En mayo, recibe permiso para retirarse a un lugar apacible al norte de Padua,
donde le construyen un abrigo entre las ramas de un nogal para que pueda
recogerse y prepararse para ver a Dios cara a cara (1 Co 13, 12). El
13 de junio, sintiendo que las fuerzas le abandonan, pide que le lleven a su
convento de Padua. Al llegar a las puertas de la ciudad, está tan débil que
deben detenerse en el convento de las monjas clarisas de Arcella, donde recibe
la Extremaunción. Se esfuerza entonces por cantar todavía a su Reina, la Virgen
María, un último canto de amor, y después se le ilumina el rostro : declara ver
a su Señor Jesús que le llama a Él.
En su sepultura, las
escenas de entusiasmo que habían acompañado sus predicaciones se renuevan. Los
milagros se multiplican y el fervor popular se acrecienta un día tras otro,
hasta el punto de que el obispo y las autoridades civiles de Padua deciden
enviar una delegación para solicitar al Papa la canonización de fray Antonio.

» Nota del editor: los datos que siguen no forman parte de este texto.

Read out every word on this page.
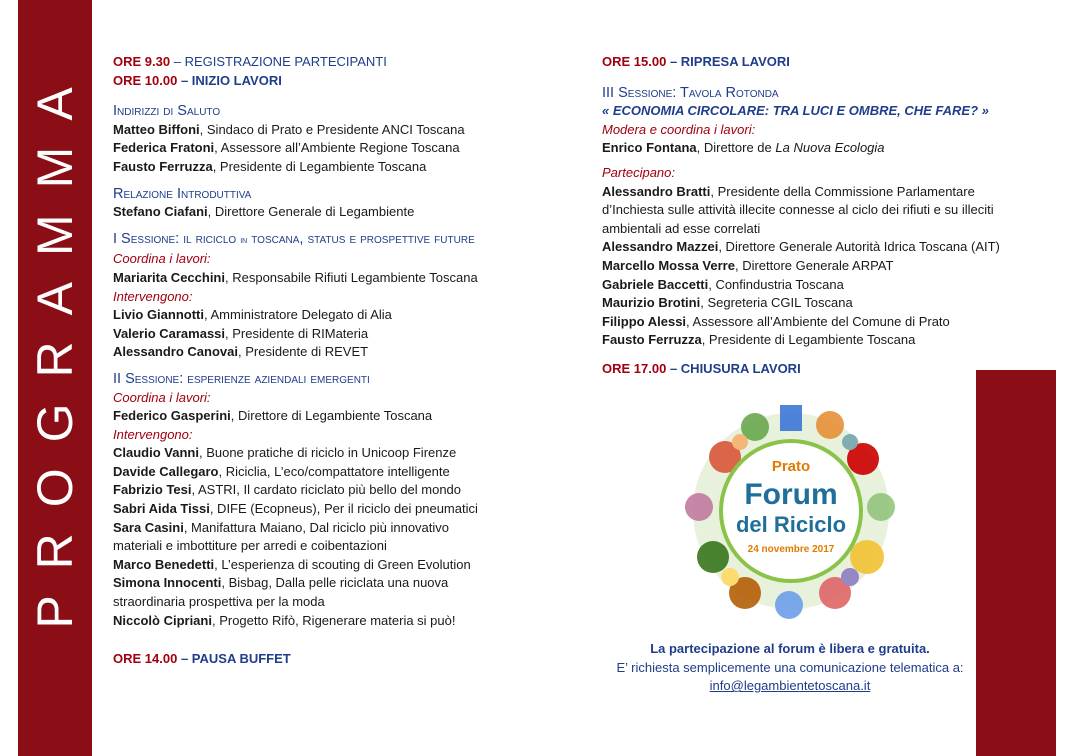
PROGRAMMA ORE 9.30 – REGISTRAZIONE PARTECIPANTI
ORE 10.00 – INIZIO LAVORI
Indirizzi di Saluto
Matteo Biffoni, Sindaco di Prato e Presidente ANCI Toscana
Federica Fratoni, Assessore all’Ambiente Regione Toscana
Fausto Ferruzza, Presidente di Legambiente Toscana
Relazione Introduttiva
Stefano Ciafani, Direttore Generale di Legambiente
I Sessione: il riciclo in toscana, status e prospettive future
Coordina i lavori:
Mariarita Cecchini, Responsabile Rifiuti Legambiente Toscana
Intervengono:
Livio Giannotti, Amministratore Delegato di Alia
Valerio Caramassi, Presidente di RIMateria
Alessandro Canovai, Presidente di REVET
II Sessione: esperienze aziendali emergenti
Coordina i lavori:
Federico Gasperini, Direttore di Legambiente Toscana
Intervengono:
Claudio Vanni, Buone pratiche di riciclo in Unicoop Firenze
Davide Callegaro, Riciclia, L’eco/compattatore intelligente
Fabrizio Tesi, ASTRI, Il cardato riciclato più bello del mondo
Sabri Aida Tissi, DIFE (Ecopneus), Per il riciclo dei pneumatici
Sara Casini, Manifattura Maiano, Dal riciclo più innovativo
materiali e imbottiture per arredi e coibentazioni
Marco Benedetti, L’esperienza di scouting di Green Evolution
Simona Innocenti, Bisbag, Dalla pelle riciclata una nuova
straordinaria prospettiva per la moda
Niccolò Cipriani, Progetto Rifò, Rigenerare materia si può!
ORE 14.00 – PAUSA BUFFET
ORE 15.00 – RIPRESA LAVORI
III Sessione: Tavola Rotonda
« ECONOMIA CIRCOLARE: TRA LUCI E OMBRE, CHE FARE? »
Modera e coordina i lavori:
Enrico Fontana, Direttore de La Nuova Ecologia
Partecipano:
Alessandro Bratti, Presidente della Commissione Parlamentare
d’Inchiesta sulle attività illecite connesse al ciclo dei rifiuti e su illeciti
ambientali ad esse correlati
Alessandro Mazzei, Direttore Generale Autorità Idrica Toscana (AIT)
Marcello Mossa Verre, Direttore Generale ARPAT
Gabriele Baccetti, Confindustria Toscana
Maurizio Brotini, Segreteria CGIL Toscana
Filippo Alessi, Assessore all’Ambiente del Comune di Prato
Fausto Ferruzza, Presidente di Legambiente Toscana
ORE 17.00 – CHIUSURA LAVORI
Prato
Forum
del Riciclo
24 novembre 2017
La partecipazione al forum è libera e gratuita.
E’ richiesta semplicemente una comunicazione telematica a:
info@legambientetoscana.it
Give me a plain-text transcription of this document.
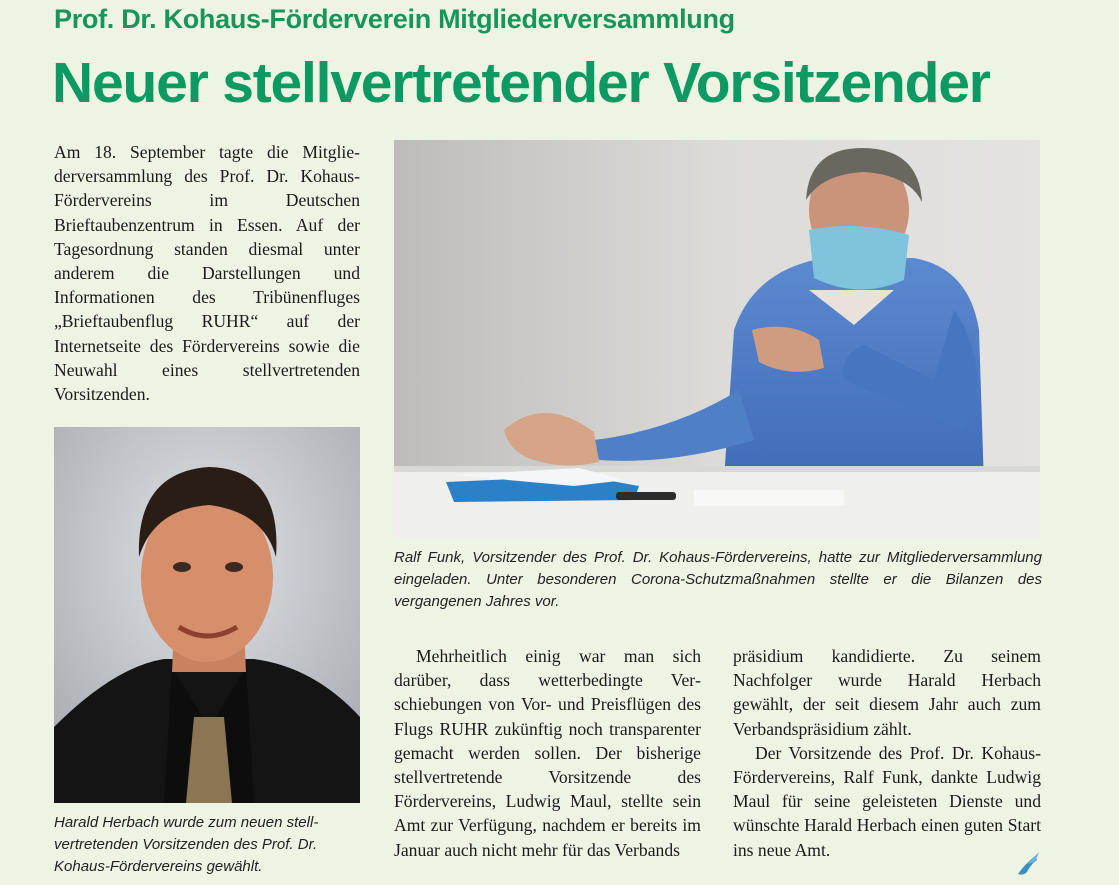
Prof. Dr. Kohaus-Förderverein Mitgliederversammlung
Neuer stellvertretender Vorsitzender

Am 18. September tagte die Mitgliederversammlung des Prof. Dr. Kohaus-Fördervereins im Deutschen Brieftaubenzentrum in Essen. Auf der Tagesordnung standen diesmal unter anderem die Darstellungen und Informationen des Tribünenfluges „Brieftaubenflug RUHR“ auf der Internetseite des Fördervereins sowie die Neuwahl eines stellvertretenden Vorsitzenden.

Ralf Funk, Vorsitzender des Prof. Dr. Kohaus-Fördervereins, hatte zur Mitgliederversammlung eingeladen. Unter besonderen Corona-Schutzmaßnahmen stellte er die Bilanzen des vergangenen Jahres vor.
Harald Herbach wurde zum neuen stellvertretenden Vorsitzenden des Prof. Dr. Kohaus-Fördervereins gewählt.

Mehrheitlich einig war man sich darüber, dass wetterbedingte Verschiebungen von Vor- und Preisflügen des Flugs RUHR zukünftig noch transparenter gemacht werden sollen. Der bisherige stellvertretende Vorsitzende des Fördervereins, Ludwig Maul, stellte sein Amt zur Verfügung, nachdem er bereits im Januar auch nicht mehr für das Verbands

präsidium kandidierte. Zu seinem Nachfolger wurde Harald Herbach gewählt, der seit diesem Jahr auch zum Verbandspräsidium zählt.

Der Vorsitzende des Prof. Dr. Kohaus-Fördervereins, Ralf Funk, dankte Ludwig Maul für seine geleisteten Dienste und wünschte Harald Herbach einen guten Start ins neue Amt.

En el transcurso del proceso, se reconocen cincuenta y tres milagros atribuidos
a su intervención. El 30 de mayo de 1232, es decir, solamente un año después de
su muerte, plazo excepcionalmente breve, Gregorio IX proclama la santidad
de Antonio de Padua.
Siguiendo el ejemplo
del santo, inspirémonos de la exhortación de san Pedro : Dad culto al
Señor, Cristo, en vuestros corazones, siempre dispuestos a dar respuesta a todo
el que os pida razón de vuestra esperanza (1 P 3, 15).